Slot van een 5-delig dwaalgesprek over de mystieke roos.
Misha: Jij lult er anders ook op los.
Hans: Ik schrijf alles los wat vast zit. Ik wijs niemand de weg, noch naar het hogere, noch naar het lagere, noch wijs ik het hogere af, noch het lagere, noch het vasthouden, noch het aanwijzen, noch het afwijzen. Ik ben al achttien jaar ten einde raad en zou nergens anders meer willen zijn.
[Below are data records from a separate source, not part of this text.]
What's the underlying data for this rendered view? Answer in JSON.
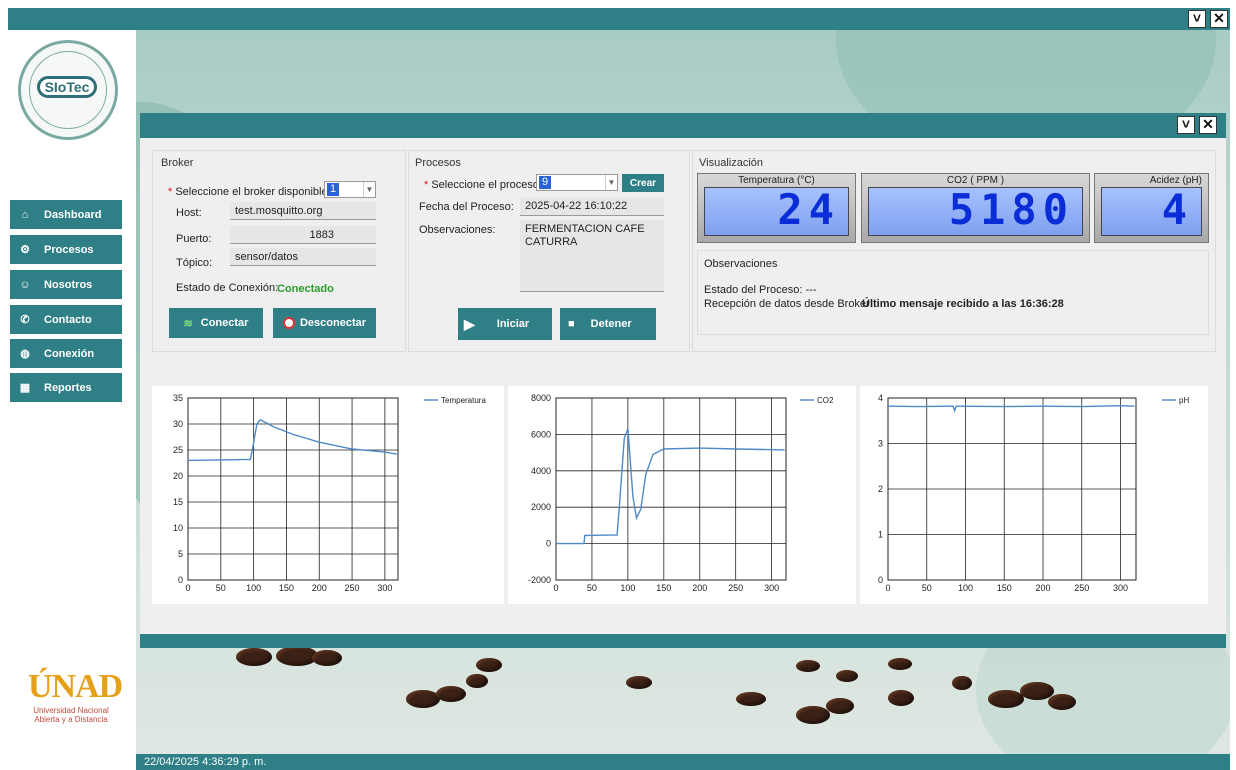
{
  "window": {
    "minimize_icon": "chevron-down-icon",
    "close_icon": "close-icon"
  },
  "logo": {
    "name": "SIoTec"
  },
  "nav": [
    {
      "label": "Dashboard",
      "icon": "home-icon",
      "glyph": "⌂"
    },
    {
      "label": "Procesos",
      "icon": "gear-icon",
      "glyph": "⚙"
    },
    {
      "label": "Nosotros",
      "icon": "users-icon",
      "glyph": "☺"
    },
    {
      "label": "Contacto",
      "icon": "phone-icon",
      "glyph": "✆"
    },
    {
      "label": "Conexión",
      "icon": "globe-icon",
      "glyph": "◍"
    },
    {
      "label": "Reportes",
      "icon": "calculator-icon",
      "glyph": "▦"
    }
  ],
  "unad": {
    "brand": "ÚNAD",
    "line1": "Universidad Nacional",
    "line2": "Abierta y a Distancia"
  },
  "status_bar": "22/04/2025 4:36:29 p. m.",
  "broker": {
    "title": "Broker",
    "select_label": "Seleccione el broker disponible:",
    "select_value": "1",
    "host_label": "Host:",
    "host_value": "test.mosquitto.org",
    "port_label": "Puerto:",
    "port_value": "1883",
    "topic_label": "Tópico:",
    "topic_value": "sensor/datos",
    "state_label": "Estado de Conexión:",
    "state_value": "Conectado",
    "connect_label": "Conectar",
    "disconnect_label": "Desconectar"
  },
  "procesos": {
    "title": "Procesos",
    "select_label": "Seleccione el proceso:",
    "select_value": "9",
    "create_label": "Crear",
    "date_label": "Fecha del Proceso:",
    "date_value": "2025-04-22 16:10:22",
    "obs_label": "Observaciones:",
    "obs_value": "FERMENTACION CAFE CATURRA",
    "start_label": "Iniciar",
    "stop_label": "Detener"
  },
  "visualizacion": {
    "title": "Visualización",
    "gauges": [
      {
        "title": "Temperatura (°C)",
        "value": "24"
      },
      {
        "title": "CO2 ( PPM )",
        "value": "5180"
      },
      {
        "title": "Acidez (pH)",
        "value": "4"
      }
    ],
    "obs_title": "Observaciones",
    "state_label": "Estado del Proceso:",
    "state_value": "---",
    "reception_label": "Recepción de datos desde Broker:",
    "reception_value": "Último mensaje recibido a las 16:36:28"
  },
  "chart_data": [
    {
      "type": "line",
      "series": [
        {
          "name": "Temperatura",
          "color": "#4f89c8",
          "x": [
            0,
            95,
            98,
            105,
            110,
            130,
            160,
            200,
            250,
            300,
            318
          ],
          "y": [
            23,
            23.2,
            25,
            30,
            30.8,
            29.5,
            28,
            26.5,
            25.2,
            24.6,
            24.2
          ]
        }
      ],
      "xlim": [
        0,
        320
      ],
      "ylim": [
        0,
        35
      ],
      "xticks": [
        0,
        50,
        100,
        150,
        200,
        250,
        300
      ],
      "yticks": [
        0,
        5,
        10,
        15,
        20,
        25,
        30,
        35
      ],
      "grid": true,
      "legend": "top-right"
    },
    {
      "type": "line",
      "series": [
        {
          "name": "CO2",
          "color": "#4f89c8",
          "x": [
            0,
            39,
            40,
            85,
            88,
            95,
            100,
            107,
            112,
            118,
            125,
            135,
            150,
            200,
            250,
            318
          ],
          "y": [
            0,
            0,
            450,
            480,
            2000,
            5800,
            6300,
            2600,
            1400,
            1900,
            3800,
            4900,
            5200,
            5250,
            5200,
            5150
          ]
        }
      ],
      "xlim": [
        0,
        320
      ],
      "ylim": [
        -2000,
        8000
      ],
      "xticks": [
        0,
        50,
        100,
        150,
        200,
        250,
        300
      ],
      "yticks": [
        -2000,
        0,
        2000,
        4000,
        6000,
        8000
      ],
      "grid": true,
      "legend": "top-right"
    },
    {
      "type": "line",
      "series": [
        {
          "name": "pH",
          "color": "#4f89c8",
          "x": [
            0,
            40,
            80,
            84,
            86,
            88,
            92,
            150,
            200,
            250,
            300,
            318
          ],
          "y": [
            3.82,
            3.81,
            3.82,
            3.82,
            3.72,
            3.82,
            3.82,
            3.81,
            3.82,
            3.81,
            3.83,
            3.82
          ]
        }
      ],
      "xlim": [
        0,
        320
      ],
      "ylim": [
        0,
        4
      ],
      "xticks": [
        0,
        50,
        100,
        150,
        200,
        250,
        300
      ],
      "yticks": [
        0,
        1,
        2,
        3,
        4
      ],
      "grid": true,
      "legend": "top-right"
    }
  ]
}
Misha: Jij zegt toch ook hoe het zit?
Hans: Dan heb je niet opgelet. Ik zeg niet hoe het zit, ik zeg dat ik niet weet hoe het zit. Ik gebruik mijn kop om te inventariseren waar ik met mijn kop niet bij kan en schrijf het op voor het geval er nog meer mensen rondlopen zoals ik.
Misha: Waar kan jij met je kop niet bij?
Hans: Dit leven dus, daar kan ik met mijn kop niet bij. Dat ik er ben, daar kan ik met mijn kop niet bij. Dat bijna iedereen bijna alles vanzelfsprekend vindt of doet alsof, daar kan ik met mijn kop niet bij. Dat mensen woorden aanzien voor dingen, daar kan ik met mijn kop niet bij. Dat er dingen en wezens van vroeger niet meer zijn en dat er dingen en wezens van later nog niet zijn, daar kan ik met mijn kop niet bij.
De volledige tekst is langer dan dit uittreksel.